Dominant corporations also wield tremendous power over our democracy to shape public discourse, influence government policy, and avoid accountability. Their political power entrenches and exacerbates economic and political marginalization among historically excluded communities. It also contributes to deep injustices in the application of the law; for the most powerful corporations, laws are often mere suggestions, in stark contrast to the abusive ways our legal system treats the poor and communities of color.
Below, we catalogue some of the ways that concentrated economic power causes or contributes to a broad range of social problems and injustices, drawing on a growing body of research and analysis.
Combined with lower wages, corporate consolidation costs the average American household $5,000 a year in lost purchasing power. Mergers between companies result in a 7 percent price increase, while markups-how much companies charge for products beyond their production costs-have tripled since 1980.
Without decades of corporate concentration, wages would be substantially higher. Recent research found that median annual compensation-now only $33,000-would be more than $10,000 higher if employers were less concentrated.
Employment falls as employers' power over the labor market increases-and is roughly 13 percent less today because of concentration. Concentrated firms hire fewer workers, produce less output, and earn higher profits than would otherwise be the case.
Large corporations increasingly dominate local economies, pitting states and cities against each other to win pro-corporate policies. Yet counties where small, locally-owned businesses account for a larger share of the economy have higher income and employment growth and lower poverty rates.
The startup rate has collapsed, by nearly half and the remaining dynamism is often an illusion. Existing corporations open 40 percent of new businesses, while "high growth" firms-young companies that play an especially important role in employment, productivity, and wage growth-have declined.
Dominant corporations invest less in basic research. Business investment has fallen by half since the 1970s; in 2018, corporations spent just $404 billion on research and development compared to more than $1 trillion in stock buybacks.

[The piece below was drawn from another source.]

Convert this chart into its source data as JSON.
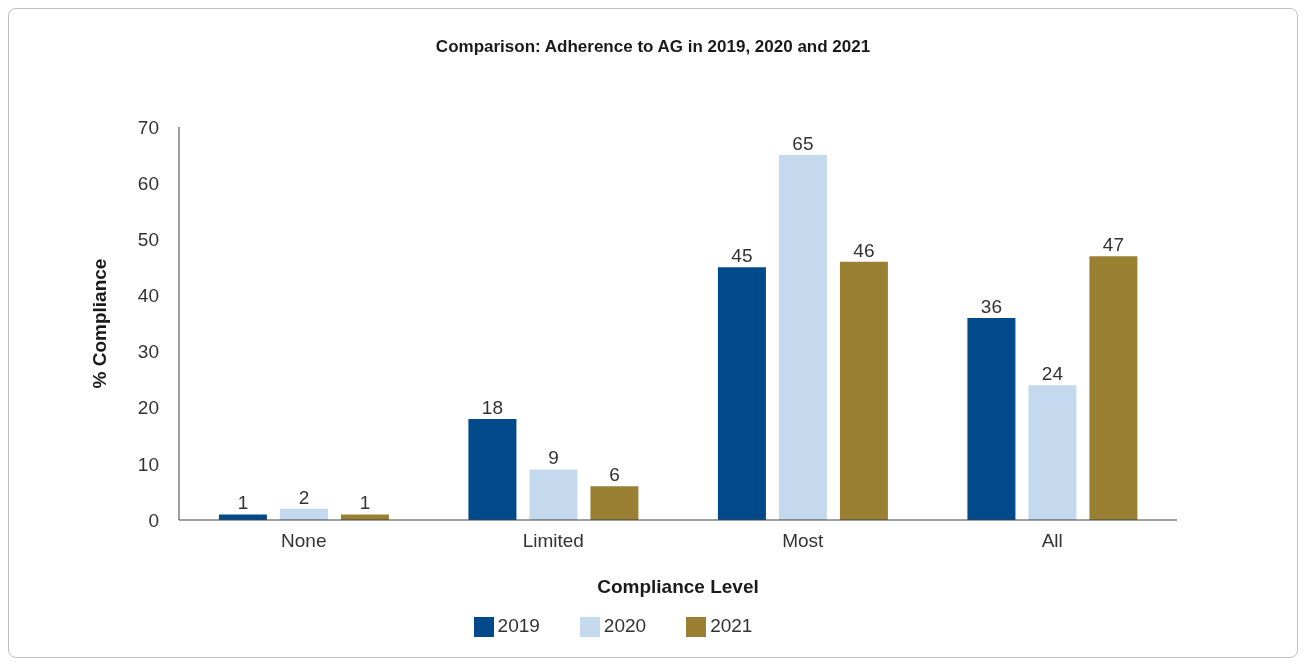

Dominant corporations expose American consumers to significant risks of disruption from concentrating supply chains, including shortages of essential drugs. Parts suppliers have also consolidated in recent decades, exposing supply chains to greater risk of product shortages if disaster strikes.
Dominant corporations spend unprecedented amounts to influence policy outcomes. Lobbying spending reached an eight-year high in 2018, totaling $3.4 billion. But corporations also invest heavily in unregulated lobbying, likely more than doubling their total influence spending.
Securing economic liberty for everyone in America means empowering consumers, workers, and communities and freeing them from discrimination, extortion, and abuse from unchecked monopolies and predatory finance. It means ensuring entrepreneurs and businesses are able to succeed on the merits of their ideas and hard work. And it means broadly distributing wealth and market power to promote equitable political power and safeguard American democracy.
There's no one-size-fits-all solution or single bill to pass to guarantee economic liberty for all. Instead, our democratic institutions must aggressively and vigilantly wield a suite of powerful policy tools -- like aggressive corporate oversight, antitrust enforcement, anti-corruption measures, financial regulation, international trade arrangements, and a reinvigorated administrative state -- to challenge monopolies' dominance over our economy and democracy. It is up to us -- as consumers, workers, business people, and citizens -- to make sure that they do.